The evidence in this massive case has taken the government five years to assemble. It includes 55,000 wiretaps, few of them in English. The Sicilian-born defendants arrived only rather recently in the United States, in the 1960s and 1970s. Earlier Sicilian immigrants refer to these newcomers as ‘Zips,’ not an admiring term.
All but three of the twenty-two defendants are charged with being part of a RICO (Racketeer-Influenced and Corrupt Organizations Act) conspiracy, a relatively new law that allows the government to charge that apparently unrelated criminals are in fact acting together to further the aims of an overall criminal enterprise. Organized crime itself, or the Mafia, can be deemed such an enterprise. RICO convictions carry very severe penalties.
The person chosen to deliver the government’s opening statement is Department of Justice Attorney Robert Stewart, forty-nine, a man who has spent his life in law enforcement in New Jersey, and has accumulated an encyclopedic knowledge of this case. Stewart is an austere figure with pale, angular features, black-rimmed glasses, a black suit, and the voice and manner of an undertaker. He stands at a little oak podium that has been wheeled to face the jury box.

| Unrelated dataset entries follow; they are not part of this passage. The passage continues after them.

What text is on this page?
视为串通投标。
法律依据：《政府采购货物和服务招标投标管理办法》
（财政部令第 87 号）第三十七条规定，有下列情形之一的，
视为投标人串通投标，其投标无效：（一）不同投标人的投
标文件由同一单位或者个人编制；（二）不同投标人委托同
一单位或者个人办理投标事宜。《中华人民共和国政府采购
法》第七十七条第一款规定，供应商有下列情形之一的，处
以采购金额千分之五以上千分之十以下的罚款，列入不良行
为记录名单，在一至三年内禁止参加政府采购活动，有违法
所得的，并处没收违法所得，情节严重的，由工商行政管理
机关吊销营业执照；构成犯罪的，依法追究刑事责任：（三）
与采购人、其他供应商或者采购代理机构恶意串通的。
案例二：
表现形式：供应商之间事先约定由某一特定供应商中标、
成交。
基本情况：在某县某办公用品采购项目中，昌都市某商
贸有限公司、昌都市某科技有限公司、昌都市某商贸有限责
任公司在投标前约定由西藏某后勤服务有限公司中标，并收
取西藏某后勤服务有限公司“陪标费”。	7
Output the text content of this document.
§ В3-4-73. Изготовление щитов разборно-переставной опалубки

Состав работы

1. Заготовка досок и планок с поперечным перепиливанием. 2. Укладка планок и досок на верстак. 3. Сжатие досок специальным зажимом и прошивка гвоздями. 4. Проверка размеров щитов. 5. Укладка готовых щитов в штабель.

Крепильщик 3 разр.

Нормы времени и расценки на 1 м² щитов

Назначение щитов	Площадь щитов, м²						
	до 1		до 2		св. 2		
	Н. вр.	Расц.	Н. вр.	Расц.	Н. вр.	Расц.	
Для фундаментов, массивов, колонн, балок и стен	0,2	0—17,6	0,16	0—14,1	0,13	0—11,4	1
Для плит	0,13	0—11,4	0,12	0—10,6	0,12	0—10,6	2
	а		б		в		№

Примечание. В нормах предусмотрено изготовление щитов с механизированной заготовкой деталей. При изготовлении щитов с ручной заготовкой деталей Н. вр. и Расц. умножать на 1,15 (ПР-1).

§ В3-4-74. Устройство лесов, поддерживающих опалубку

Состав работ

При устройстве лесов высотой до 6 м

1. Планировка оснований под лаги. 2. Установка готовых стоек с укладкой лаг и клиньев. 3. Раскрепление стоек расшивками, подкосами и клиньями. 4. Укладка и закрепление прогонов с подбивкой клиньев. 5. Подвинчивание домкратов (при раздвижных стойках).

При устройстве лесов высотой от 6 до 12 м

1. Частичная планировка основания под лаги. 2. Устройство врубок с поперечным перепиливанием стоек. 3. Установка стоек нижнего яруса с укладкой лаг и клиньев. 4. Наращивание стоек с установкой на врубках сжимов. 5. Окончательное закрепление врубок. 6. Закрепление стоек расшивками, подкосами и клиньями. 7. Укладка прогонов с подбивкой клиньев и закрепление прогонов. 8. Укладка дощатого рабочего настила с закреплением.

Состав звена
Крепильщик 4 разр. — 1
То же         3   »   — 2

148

The first four front-row defendants are considered flight risks, too dangerous for bail, and the government has insisted that, for security reasons, they sit together, guarded by marshals. Gaetano Badalamenti, sixty-two, is said to be the most wanted narcotics fugitive in the world, and one time Boss of Bosses of the entire Sicilian Mafia. In short, he is the real Godfather. His elder son, Vito, twenty-eight, sits one seat away to his right. Father and son have been extradited from Madrid. Between them sits Badalamenti’s Number One nephew, Vincenzo Randazzo, extradited from Zurich. The fourth jailed defendant is no relation. Salvatore Salamone, scrawny and pale, in T-shirt and rose-colored glasses, is a small-time hood who has been brought here from federal prison where he is serving a twenty-year sentence for illegal gun possession.